Ruby didn’t know what to say. No one had ever smoked in the house before.
“Tell you what,” he said, “I’ll open a window and keep all the carcinogens at bay.” He raised the nearest window about a foot—a crow was at the feeder—lit his cigarette with a match, gazing for a moment at the blue-tipped flame, then tossed the match out the window, resting his arm on the sill so the cigarette burned outside. Ruby felt the cold air right away.
“That speech you made at Oxford—” Ruby began.

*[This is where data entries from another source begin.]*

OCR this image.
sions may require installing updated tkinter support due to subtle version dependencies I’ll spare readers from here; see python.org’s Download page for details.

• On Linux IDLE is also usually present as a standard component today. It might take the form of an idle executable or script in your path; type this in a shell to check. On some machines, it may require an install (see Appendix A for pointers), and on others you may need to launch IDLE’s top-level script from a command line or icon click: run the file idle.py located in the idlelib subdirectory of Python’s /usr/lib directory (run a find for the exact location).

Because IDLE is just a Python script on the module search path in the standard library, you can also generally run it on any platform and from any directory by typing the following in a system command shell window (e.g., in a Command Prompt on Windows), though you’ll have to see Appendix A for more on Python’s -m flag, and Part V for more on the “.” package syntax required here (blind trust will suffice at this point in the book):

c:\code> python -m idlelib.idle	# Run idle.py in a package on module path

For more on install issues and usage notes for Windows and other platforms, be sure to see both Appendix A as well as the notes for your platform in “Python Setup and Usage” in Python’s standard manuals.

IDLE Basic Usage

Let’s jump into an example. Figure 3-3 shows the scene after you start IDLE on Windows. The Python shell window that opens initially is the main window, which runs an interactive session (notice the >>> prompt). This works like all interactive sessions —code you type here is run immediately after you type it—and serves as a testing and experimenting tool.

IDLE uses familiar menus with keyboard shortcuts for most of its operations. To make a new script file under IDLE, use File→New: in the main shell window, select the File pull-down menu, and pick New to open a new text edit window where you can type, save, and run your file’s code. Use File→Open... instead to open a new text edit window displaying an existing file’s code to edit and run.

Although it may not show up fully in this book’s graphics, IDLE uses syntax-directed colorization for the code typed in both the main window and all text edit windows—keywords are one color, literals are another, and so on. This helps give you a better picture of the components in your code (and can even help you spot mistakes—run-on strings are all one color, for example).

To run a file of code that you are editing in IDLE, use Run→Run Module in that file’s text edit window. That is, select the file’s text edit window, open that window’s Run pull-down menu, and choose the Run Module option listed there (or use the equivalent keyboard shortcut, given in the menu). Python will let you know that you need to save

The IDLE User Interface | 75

“Your mom and dad mentioned that?”
“Mom did.”
“Ah.”
“Something about hiking in Africa.”
“And animal collecting—did she mention that too?”
“No.”
He smiled. “Go on.”
“Were your parents there?”
“Where?”
“At the speech.”
“Why do you ask?”
“Just that if they were, they must have been proud.”
“They were, in fact.”
“What did they say after?”
“I don’t recall.”
“Something nice, I bet.”
Julian took a big drag, let the smoke out through his nose and mouth; Ruby thought of dragons. She was about to ask who Julian looked like, his mom or his dad, when Jeanette’s face appeared on the TV. Ruby jumped up, grabbed the remote off the counter, hit volume.
“. . . less and less likely after another subzero night here in the mountains. Ski patrollers from other resorts, both in Vermont and New—”
Julian shook his head. “Awful,” he said.
Ruby didn’t like the way he said that, no hope at all in his voice. “How long can someone survive up there, say they broke their leg and fell into a crevasse?” she said.
“There are no crevasses in the Green Mountains,” Julian said. He took another drag from his cigarette. “But in my brief encounters with her, Jeanette struck me as a very capable woman. There’s every reason to hope.”
Ruby felt a little better. Julian flicked ash out into the falling snow; more flakes now, the ash disappearing in their midst. Snow seemed to bring Jeanette nearer.